About John C. Wright: Kirkus Reviews compares him to Charles Sheffield and Gene Wolfe. Locus says Orson Scott Card. Library Journal cites Arthur C. Clarke, Iain Banks, and Jack Vance. And Publisher's Weekly adds Neil Gaiman and Tim Powers.
They forgot Michael Moorcock.
John C. Wright's Orphans of Chaos does partake of some of the qualities of the authors mentioned above, and there is more, besides. The story is deceptively simple: Amelia and her friends live in a boarding school that is really an orphanage. It is somewhat unusual. There are five students, teenagers who don't really know for sure how old they are, or even their real names, and an exceptionally large staff. The group is, to say the least, gifted, and their keepers -- for they really are keepers, as much as teachers -- have some unusual qualities of their own. There are Boundaries beyond which the children may not pass without dire consequences, most likely fatal. There are strict discipline, condign punishments, and medicine that is to be taken nightly, under supervision. The children, of course, manage as often as not to avoid taking the medicine and manage to get into the kind of mischief that children do, although their escapades are of a higher order of magnitude than the usual run. There is to be a meeting of the Board of Visitors and Governors, and the Headmaster wants no difficulties.
The orphans, of course, spy on the meeting, which takes place, strangely, at night. The Board of Visitors and Governors is itself an eye opener. The Board members are, many of them, related, and additionally seem to be in the middle of a dispute over succession to a throne. It seems also that the children are much more than children, and in fact represent another faction who would just as soon wipe out the Board and their kin. They are hostages given as a peace bond after the last war between the Gods and the Titans. Needless to say, although their understanding of the situation is imperfect, they are determined to escape.

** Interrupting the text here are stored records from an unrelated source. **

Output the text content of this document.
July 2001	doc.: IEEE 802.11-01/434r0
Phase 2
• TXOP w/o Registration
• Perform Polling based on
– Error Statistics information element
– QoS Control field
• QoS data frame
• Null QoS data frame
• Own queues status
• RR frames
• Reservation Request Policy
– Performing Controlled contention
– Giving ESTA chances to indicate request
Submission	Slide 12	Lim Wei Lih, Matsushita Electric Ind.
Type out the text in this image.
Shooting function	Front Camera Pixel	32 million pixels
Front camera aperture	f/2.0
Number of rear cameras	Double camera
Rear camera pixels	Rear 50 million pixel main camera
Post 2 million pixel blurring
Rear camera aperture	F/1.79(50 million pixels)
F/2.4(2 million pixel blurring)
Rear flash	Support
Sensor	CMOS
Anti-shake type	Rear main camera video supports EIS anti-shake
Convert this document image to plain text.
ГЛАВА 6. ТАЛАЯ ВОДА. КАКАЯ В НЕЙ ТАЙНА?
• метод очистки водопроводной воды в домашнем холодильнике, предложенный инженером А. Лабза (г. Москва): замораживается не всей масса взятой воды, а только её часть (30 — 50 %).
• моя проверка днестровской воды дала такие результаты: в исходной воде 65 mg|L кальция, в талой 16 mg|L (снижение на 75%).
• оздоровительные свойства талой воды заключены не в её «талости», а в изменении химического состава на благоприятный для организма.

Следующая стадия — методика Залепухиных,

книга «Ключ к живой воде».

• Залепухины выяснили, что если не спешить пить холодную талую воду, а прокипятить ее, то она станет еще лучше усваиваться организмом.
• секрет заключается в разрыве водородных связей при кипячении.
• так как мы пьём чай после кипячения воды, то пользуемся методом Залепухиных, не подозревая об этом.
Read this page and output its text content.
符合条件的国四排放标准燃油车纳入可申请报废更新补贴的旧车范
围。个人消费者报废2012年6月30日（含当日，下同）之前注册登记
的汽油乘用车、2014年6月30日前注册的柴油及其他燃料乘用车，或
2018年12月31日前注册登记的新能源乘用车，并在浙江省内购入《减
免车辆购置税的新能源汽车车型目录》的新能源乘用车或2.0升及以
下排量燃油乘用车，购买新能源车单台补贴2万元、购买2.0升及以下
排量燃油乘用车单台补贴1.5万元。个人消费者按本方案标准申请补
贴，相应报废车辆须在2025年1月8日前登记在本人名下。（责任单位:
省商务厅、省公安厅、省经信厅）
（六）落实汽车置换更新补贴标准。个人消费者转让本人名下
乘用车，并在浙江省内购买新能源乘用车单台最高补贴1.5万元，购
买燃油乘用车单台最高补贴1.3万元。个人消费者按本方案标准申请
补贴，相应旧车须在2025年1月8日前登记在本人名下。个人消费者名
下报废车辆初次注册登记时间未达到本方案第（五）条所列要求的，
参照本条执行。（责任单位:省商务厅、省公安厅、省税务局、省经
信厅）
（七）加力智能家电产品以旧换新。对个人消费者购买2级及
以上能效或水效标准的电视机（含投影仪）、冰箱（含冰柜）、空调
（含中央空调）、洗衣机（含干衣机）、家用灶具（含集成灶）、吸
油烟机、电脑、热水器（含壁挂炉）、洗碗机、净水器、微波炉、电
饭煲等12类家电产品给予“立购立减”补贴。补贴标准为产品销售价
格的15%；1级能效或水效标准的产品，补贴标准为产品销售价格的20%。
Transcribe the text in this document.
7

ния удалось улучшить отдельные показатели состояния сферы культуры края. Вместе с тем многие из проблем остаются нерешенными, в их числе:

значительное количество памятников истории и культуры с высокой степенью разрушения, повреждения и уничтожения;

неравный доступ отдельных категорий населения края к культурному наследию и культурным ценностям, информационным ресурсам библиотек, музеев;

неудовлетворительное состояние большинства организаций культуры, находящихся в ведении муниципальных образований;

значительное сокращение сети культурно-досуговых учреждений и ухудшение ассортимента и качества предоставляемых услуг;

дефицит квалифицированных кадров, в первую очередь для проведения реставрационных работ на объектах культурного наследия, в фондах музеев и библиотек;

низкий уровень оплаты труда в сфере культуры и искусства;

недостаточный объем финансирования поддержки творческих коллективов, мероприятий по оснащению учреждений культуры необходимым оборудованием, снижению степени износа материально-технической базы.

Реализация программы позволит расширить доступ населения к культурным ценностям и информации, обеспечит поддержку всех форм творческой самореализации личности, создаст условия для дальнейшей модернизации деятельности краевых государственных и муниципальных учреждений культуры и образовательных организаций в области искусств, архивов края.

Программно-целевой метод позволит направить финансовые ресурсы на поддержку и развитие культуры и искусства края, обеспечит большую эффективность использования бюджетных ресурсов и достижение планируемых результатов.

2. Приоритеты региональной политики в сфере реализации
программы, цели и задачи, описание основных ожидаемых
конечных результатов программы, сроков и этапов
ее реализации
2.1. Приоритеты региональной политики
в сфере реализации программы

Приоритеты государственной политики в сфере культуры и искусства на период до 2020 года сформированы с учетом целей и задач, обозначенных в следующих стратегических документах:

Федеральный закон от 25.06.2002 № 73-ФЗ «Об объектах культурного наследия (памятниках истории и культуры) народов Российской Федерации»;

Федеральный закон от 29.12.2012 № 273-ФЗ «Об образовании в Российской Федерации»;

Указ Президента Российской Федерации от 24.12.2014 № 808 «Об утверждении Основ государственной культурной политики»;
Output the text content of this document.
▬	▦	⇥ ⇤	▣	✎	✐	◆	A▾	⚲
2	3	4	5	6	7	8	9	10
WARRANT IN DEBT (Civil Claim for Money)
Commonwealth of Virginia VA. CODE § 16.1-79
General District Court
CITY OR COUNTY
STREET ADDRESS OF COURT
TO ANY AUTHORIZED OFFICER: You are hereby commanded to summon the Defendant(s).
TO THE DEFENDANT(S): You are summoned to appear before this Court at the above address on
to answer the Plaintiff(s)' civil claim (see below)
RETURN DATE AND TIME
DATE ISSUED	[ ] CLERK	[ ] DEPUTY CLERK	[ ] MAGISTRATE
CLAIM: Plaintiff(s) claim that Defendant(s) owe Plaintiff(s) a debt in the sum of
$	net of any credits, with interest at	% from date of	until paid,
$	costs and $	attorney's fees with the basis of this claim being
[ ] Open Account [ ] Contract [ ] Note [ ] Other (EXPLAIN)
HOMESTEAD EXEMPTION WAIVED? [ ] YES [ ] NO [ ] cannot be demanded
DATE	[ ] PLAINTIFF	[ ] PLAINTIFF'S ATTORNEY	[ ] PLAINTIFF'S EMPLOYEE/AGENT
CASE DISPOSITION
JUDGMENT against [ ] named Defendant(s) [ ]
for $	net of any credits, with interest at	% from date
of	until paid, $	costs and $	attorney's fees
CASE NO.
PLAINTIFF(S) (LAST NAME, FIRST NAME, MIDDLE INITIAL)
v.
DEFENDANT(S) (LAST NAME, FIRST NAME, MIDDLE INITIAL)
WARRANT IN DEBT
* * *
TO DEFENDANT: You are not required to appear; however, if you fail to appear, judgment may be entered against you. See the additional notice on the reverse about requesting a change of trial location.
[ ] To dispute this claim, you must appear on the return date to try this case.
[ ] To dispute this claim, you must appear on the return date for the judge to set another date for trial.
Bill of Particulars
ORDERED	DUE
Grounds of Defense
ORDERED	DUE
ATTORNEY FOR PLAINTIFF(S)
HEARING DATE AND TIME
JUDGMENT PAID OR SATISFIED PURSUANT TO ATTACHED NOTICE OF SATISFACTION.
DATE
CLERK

Wright has plumbed mythology for his characters, bringing them into the contemporary world in much the same way that Gaiman did in Sandman and even more so in American Gods. And one can, indeed, see hints of the epic vision of Jack Vance in this story, as constrained as it is in this first volume. Add Moorcock to the vision department: there is similar attention to a carefully constructed and somewhat esoteric basis underlying the story, details of which are explicated in passages that partake equally of quantum mechanics and the occult.
It is also a particularly rich story and a well-told one. The orphans come alive, and Wright has done something very difficult here, for they are not really human, although disguised as human children, and each has an area of strength that is reflected in his or her character, even to such details as speech patterns and mannerisms. There are passages where the reader is left with no doubt as to who is speaking by the way arguments are phrased. Amelia, the narrator, can manipulate dimensions. Vanity discovers spaces that don't exist, or didn't until she found them. Victor can tinker with the structure of matter. Colin is strongly psychic. And Quentin is a magician. Amelia, as she learns about her powers, incorporates them quite matter-of-factly into the narrative, along with her view of the powers of the others.
And it's an exciting story. Wright puts in a lot of dramatic tension, even though there is as much revelation as action in the book. A large part of the fun is figuring out who all the characters are. The author has not only plumbed mythology for his prototypes and brought them up to date, he has used the correspondences so prevalent in syncretistic pagan religions to great effect. The gods may or may not use the names we ascribe to them, with our reliance on Bulfinch and Hamilton, which I suppose is up to them: they are, after all, gods. And, speaking of gods, Wright avers that it would be a mistake to read into any of his books either pro- or anti-religious sentiments. (The question has been asked.)
I was captivated by this one. It's not a long book, just over three hundred pages (which itself seems an odd thing to say, for those who remember when a good paperback science fiction adventure ran less than two hundred), and a very easy read, which I ascribe to Wrights's fluent narrative and engaging characters. The only downside is that the thing ends in the middle of a crisis, so of course I am waiting with bated breath for the next volume.